Results among males: Under current regulations, the smoking rate in Australia would decline from 14.5% in 2021 to 7.6% in 2080. If restrictions on the purchase of vapour products were lifted, the rate would instead decline to 11.1% in 2026 and 2.2% in 2080.
Results among females: The differences were subtler; under restricted access to vapour products, smoking prevalence would end at 4.8% in 2080 compared to 1.7% in the permissive scenario.
According to this study, there would be a total reduction in smoking and vaping attributable deaths (SVADs) of 7.7% (104.2 per thousand), by 2080 and a 17.3% reduction in life-years lost (LYLs), compared to current regulations.
The results of the modelling suggest that “relaxing NVP access restrictions in Australia is likely to yield a net public health benefit”. However, the authors also state that “the estimated number of averted deaths due to the relaxed policy is sensitive to assumptions about the presumed relative risks of NVP use compared to smoking and estimates of switching from cigarettes to NVPs.”

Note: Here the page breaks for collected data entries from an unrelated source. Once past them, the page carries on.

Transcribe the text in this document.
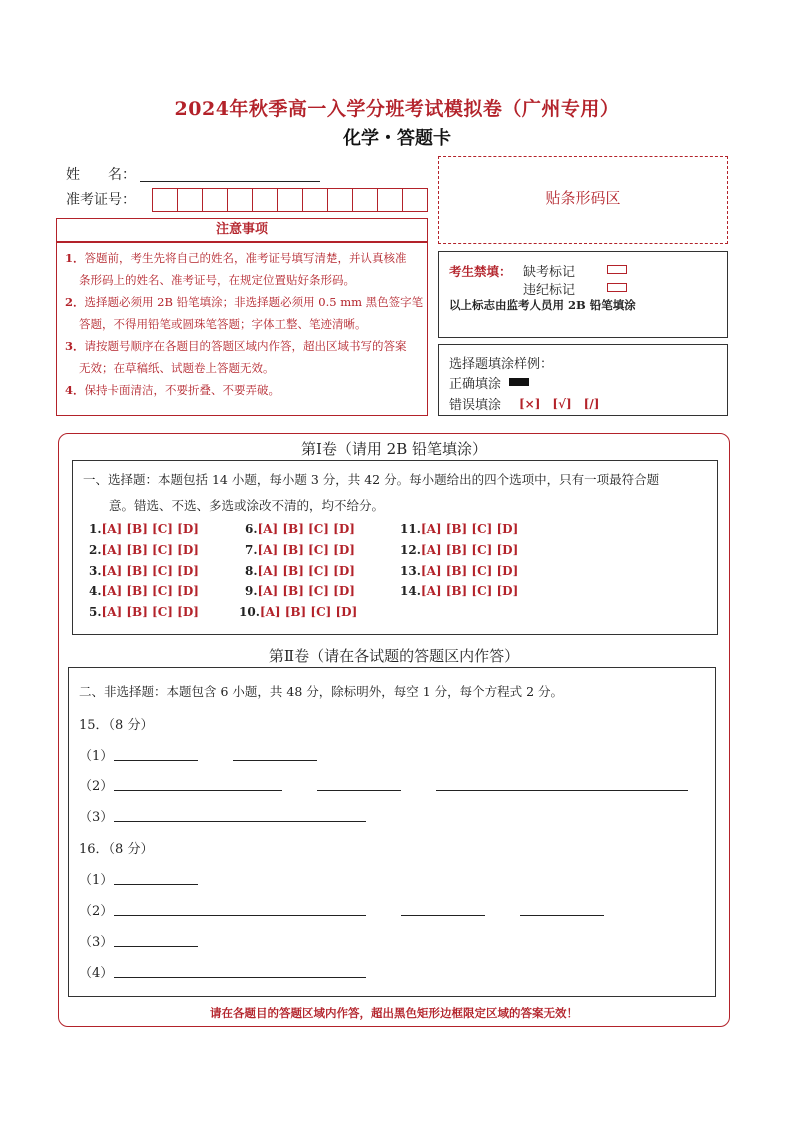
2024年秋季高一入学分班考试模拟卷（广州专用）
化学・答题卡
姓　　名：
准考证号：	贴条形码区
注意事项
1．答题前，考生先将自己的姓名，准考证号填写清楚，并认真核准
条形码上的姓名、准考证号，在规定位置贴好条形码。
2．选择题必须用 2B 铅笔填涂；非选择题必须用 0.5 mm 黑色签字笔
答题，不得用铅笔或圆珠笔答题；字体工整、笔迹清晰。
3．请按题号顺序在各题目的答题区域内作答，超出区域书写的答案
无效；在草稿纸、试题卷上答题无效。
4．保持卡面清洁，不要折叠、不要弄破。
考生禁填： 缺考标记
违纪标记
以上标志由监考人员用 2B 铅笔填涂
选择题填涂样例：
正确填涂
错误填涂 [×]　[√]　[/]
第Ⅰ卷（请用 2B 铅笔填涂）
一、选择题：本题包括 14 小题，每小题 3 分，共 42 分。每小题给出的四个选项中，只有一项最符合题
意。错选、不选、多选或涂改不清的，均不给分。
1.[A] [B] [C] [D]
2.[A] [B] [C] [D]
3.[A] [B] [C] [D]
4.[A] [B] [C] [D]
5.[A] [B] [C] [D]
6.[A] [B] [C] [D]
7.[A] [B] [C] [D]
8.[A] [B] [C] [D]
9.[A] [B] [C] [D]
10.[A] [B] [C] [D]
11.[A] [B] [C] [D]
12.[A] [B] [C] [D]
13.[A] [B] [C] [D]
14.[A] [B] [C] [D]
第Ⅱ卷（请在各试题的答题区内作答）
二、非选择题：本题包含 6 小题，共 48 分，除标明外，每空 1 分，每个方程式 2 分。
15．（8 分）
（1）
（2）
（3）
16．（8 分）
（1）
（2）
（3）
（4）
请在各题目的答题区域内作答，超出黑色矩形边框限定区域的答案无效！
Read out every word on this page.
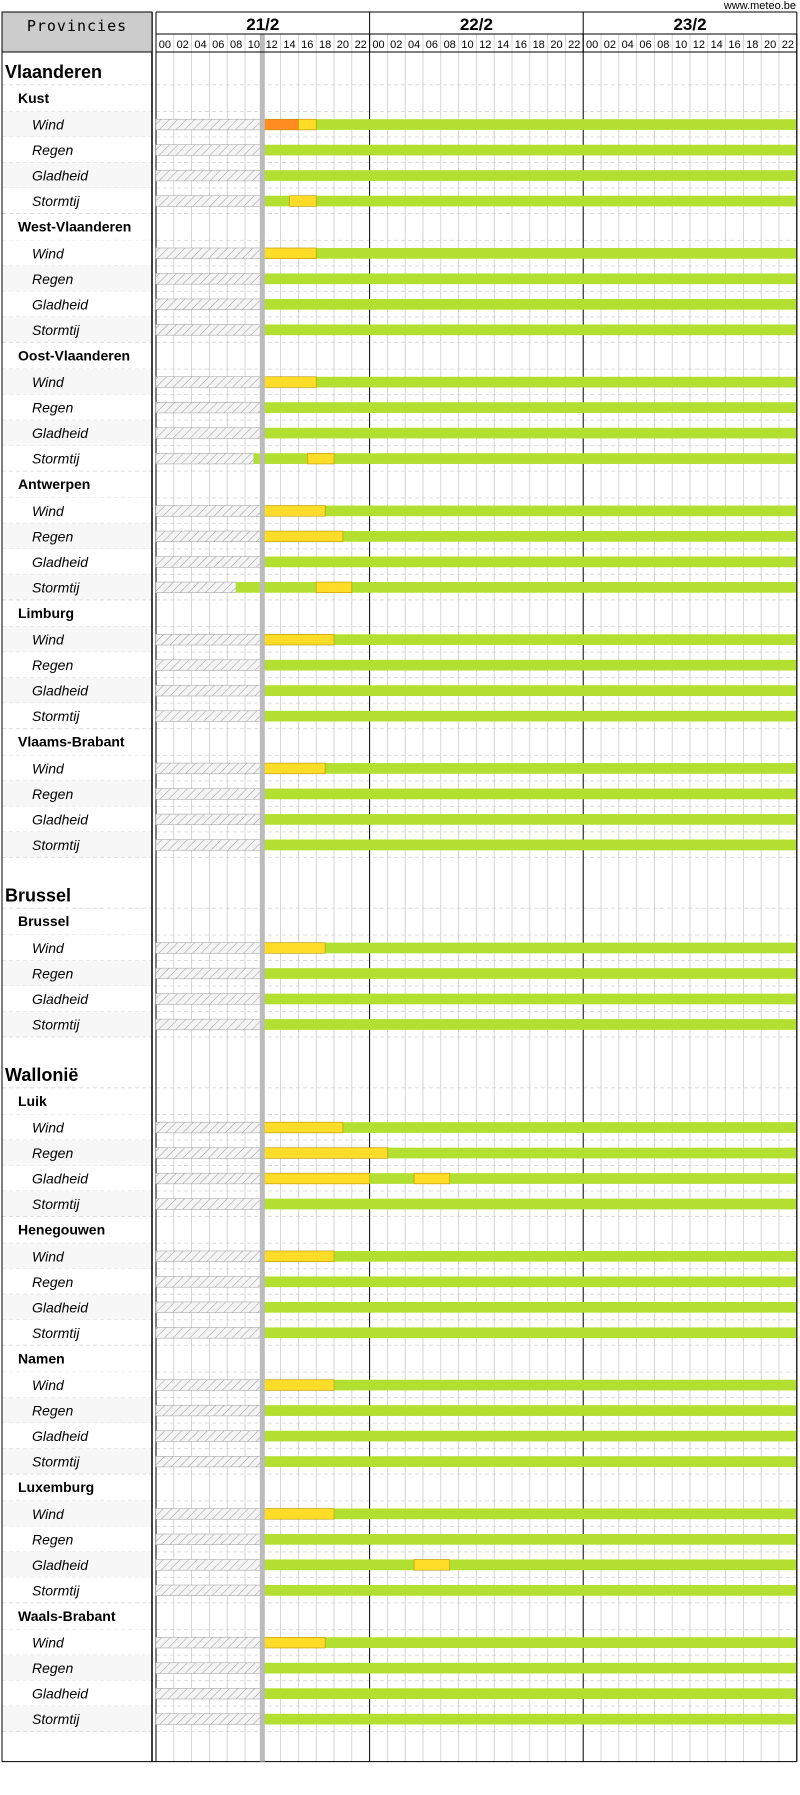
Vlaanderen
Kust
Wind
Regen
Gladheid
Stormtij
West-Vlaanderen
Wind
Regen
Gladheid
Stormtij
Oost-Vlaanderen
Wind
Regen
Gladheid
Stormtij
Antwerpen
Wind
Regen
Gladheid
Stormtij
Limburg
Wind
Regen
Gladheid
Stormtij
Vlaams-Brabant
Wind
Regen
Gladheid
Stormtij
Brussel
Brussel
Wind
Regen
Gladheid
Stormtij
Wallonië
Luik
Wind
Regen
Gladheid
Stormtij
Henegouwen
Wind
Regen
Gladheid
Stormtij
Namen
Wind
Regen
Gladheid
Stormtij
Luxemburg
Wind
Regen
Gladheid
Stormtij
Waals-Brabant
Wind
Regen
Gladheid
Stormtij
Provincies
www.meteo.be
21/2
00 02 04 06 08 10 12 14 16 18 20 22
22/2
00 02 04 06 08 10 12 14 16 18 20 22
23/2
00 02 04 06 08 10 12 14 16 18 20 22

Why is this study significant? It presents peer-reviewed evidence and data that demonstrate the potential effect on public health in Australia if current restrictions on vaping products were relaxed. It also presents data to show the impact if restrictions are not relaxed, demonstrating this in terms of deaths and lives saved. Therefore, this study provides a compelling argument for assessing the impact on public health of restricted access to vaping products, which has counterintuitive consequences. This study should inform the Australian government’s tobacco policy and could serve as an advocacy document in countries where vaping is banned or restricted.